▶ Charles Blow: At Yale, the Police Detained My Son
Saturday evening, I got a call that no parent wants to get. It was my son calling from college . he’s a third-year student at Yale. He had been accosted by a campus police officer, at gunpoint!
This is how my son remembers it:
He left for the library around 5:45 p.m. to check the status of a book he had requested. The book hadn’t arrived yet, but since he was there he put in a request for some multimedia equipment for a project he was working on.
Then he left to walk back to his dorm room. He says he saw an officer “jogging” toward the entrance of another building across the grounds from the building he’d just left.
Then this:
“I did not pay him any mind, and continued to walk back towards my room. I looked behind me, and noticed that the police officer was following me. He spoke into his shoulder-mounted radio and said, ‘I got him.’
“I faced forward again, presuming that the officer was not talking to me. I then heard him say, ‘Hey, turn around!’ . which I did.
“The officer raised his gun at me, and told me to get on the ground.
“At this point, I stopped looking directly at the officer, and looked down towards the pavement. I dropped to my knees first, with my hands raised, then laid down on my stomach.
“The officer asked me what my name was. I gave him my name.
“The officer asked me what school I went to. I told him Yale University.
“At this point, the officer told me to get up.”The officer gave his name, then asked my son to “give him a call the next day.”
My son continued:
“I got up slowly, and continued to walk back to my room. I was scared. My legs were shaking slightly. After a few more paces, the officer said, ‘Hey, my man. Can you step off to the side?’ I did.”
The officer asked him to turn around so he could see the back of his jacket. He asked his name again, then, finally, asked to see my son’s ID. My son produced his school ID from his wallet.
The officer asked more questions, and my son answered. All the while the officer was relaying this information to someone over his radio.
My son heard someone on the radio say back to the officer “something to the effect of: ‘Keep him there until we get this sorted out.’ ” The officer told my son that an incident report would be filed, and then he walked away.
A female officer approached. My son recalled, “I told her that an officer had just stopped me and pointed his gun at me, and that I wanted to know what this was all about.” She explained students had called about a burglary suspect who fit my son’s description.
That suspect was apparently later arrested in the area.
When I spoke to my son, he was shaken up. I, however, was fuming.

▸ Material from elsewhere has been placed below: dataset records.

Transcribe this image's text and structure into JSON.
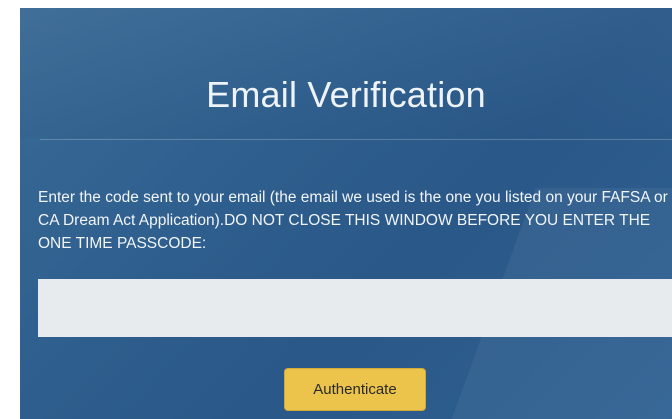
{
  "dialog": {
    "title": "Email Verification",
    "instructions": "Enter the code sent to your email (the email we used is the one you listed on your FAFSA or CA Dream Act Application).DO NOT CLOSE THIS WINDOW BEFORE YOU ENTER THE ONE TIME PASSCODE:",
    "code_input": {
      "value": "",
      "placeholder": ""
    },
    "authenticate_label": "Authenticate"
  },
  "colors": {
    "panel_background": "#2f5f8e",
    "button_background": "#ecc44c",
    "input_background": "#e8ebee",
    "text": "#f2f5f8"
  }
}
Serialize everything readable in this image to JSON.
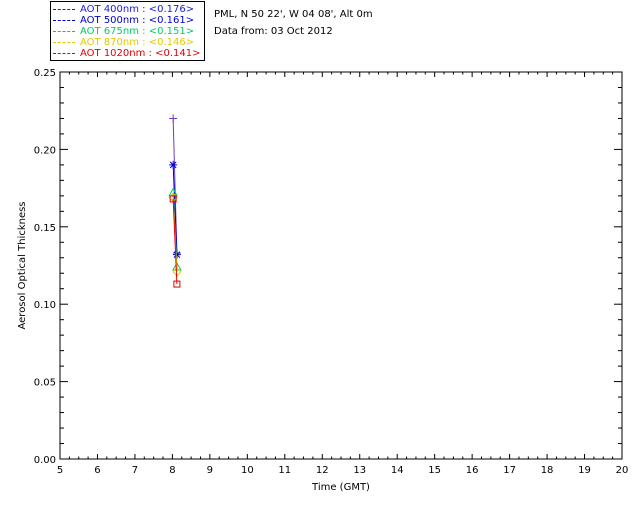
{
  "header": {
    "site_line": "PML, N 50 22', W 04 08', Alt 0m",
    "date_line": "Data from: 03 Oct 2012"
  },
  "legend": [
    {
      "label": "AOT  400nm : <0.176>",
      "color": "#1a1ae6"
    },
    {
      "label": "AOT  500nm : <0.161>",
      "color": "#0000cc"
    },
    {
      "label": "AOT  675nm : <0.151>",
      "color": "#00cc66"
    },
    {
      "label": "AOT  870nm : <0.146>",
      "color": "#e6c800"
    },
    {
      "label": "AOT 1020nm : <0.141>",
      "color": "#e60000"
    }
  ],
  "chart_data": {
    "type": "line",
    "xlabel": "Time (GMT)",
    "ylabel": "Aerosol Optical Thickness",
    "xlim": [
      5,
      20
    ],
    "ylim": [
      0.0,
      0.25
    ],
    "xticks": [
      5,
      6,
      7,
      8,
      9,
      10,
      11,
      12,
      13,
      14,
      15,
      16,
      17,
      18,
      19,
      20
    ],
    "yticks": [
      "0.00",
      "0.05",
      "0.10",
      "0.15",
      "0.20",
      "0.25"
    ],
    "grid": false,
    "series": [
      {
        "name": "AOT  400nm",
        "color": "#6a3cc8",
        "marker": "plus",
        "x": [
          8.02,
          8.12
        ],
        "y": [
          0.22,
          0.133
        ]
      },
      {
        "name": "AOT  500nm",
        "color": "#0000cc",
        "marker": "asterisk",
        "x": [
          8.02,
          8.12
        ],
        "y": [
          0.19,
          0.132
        ]
      },
      {
        "name": "AOT  675nm",
        "color": "#00cc66",
        "marker": "triangle",
        "x": [
          8.02,
          8.12
        ],
        "y": [
          0.172,
          0.124
        ]
      },
      {
        "name": "AOT  870nm",
        "color": "#e6c800",
        "marker": "diamond",
        "x": [
          8.02,
          8.12
        ],
        "y": [
          0.169,
          0.121
        ]
      },
      {
        "name": "AOT 1020nm",
        "color": "#e60000",
        "marker": "square",
        "x": [
          8.02,
          8.12
        ],
        "y": [
          0.168,
          0.113
        ]
      }
    ]
  }
}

Now, don’t get me wrong: If indeed my son matched the description of a suspect, I would have had no problem with him being questioned appropriately. School is his community, his home away from home, and he would have appreciated reasonable efforts to keep it safe. The stop is not the problem; the method of the stop is the problem.
Why was a gun drawn first? Why was he not immediately told why he was being detained? Why not ask for ID first?
What if my son had panicked under the stress, having never had a gun pointed at him before, and made what the officer considered a “suspicious” movement? Had I come close to losing him? Triggers cannot be unpulled. Bullets cannot be called back.
My son was unarmed, possessed no plunder, obeyed all instructions, answered all questions, did not attempt to flee or resist in any way.
This is the scenario I have always dreaded: my son at the wrong end of a gun barrel, face down on the concrete. I had always dreaded the moment that we would share stories about encounters with the police in which our lives hung in the balance, intergenerational stories of joining the inglorious “club.”
When that moment came, I was exceedingly happy I had talked to him about how to conduct himself if a situation like this ever occurred. Yet I was brewing with sadness and anger that he had to use that advice.
I am reminded of what I have always known, but what some would choose to deny: that there is no way to work your way out . earn your way out . of this sort of crisis. In these moments, what you’ve done matters less than how you look.
There is no amount of respectability that can bend a gun’s barrel. All of our boys are bound together.
The dean of Yale College and the campus police chief have apologized and promised an internal investigation, and I appreciate that. But the scars cannot be unmade. My son will always carry the memory of the day he left his college library and an officer trained a gun on him.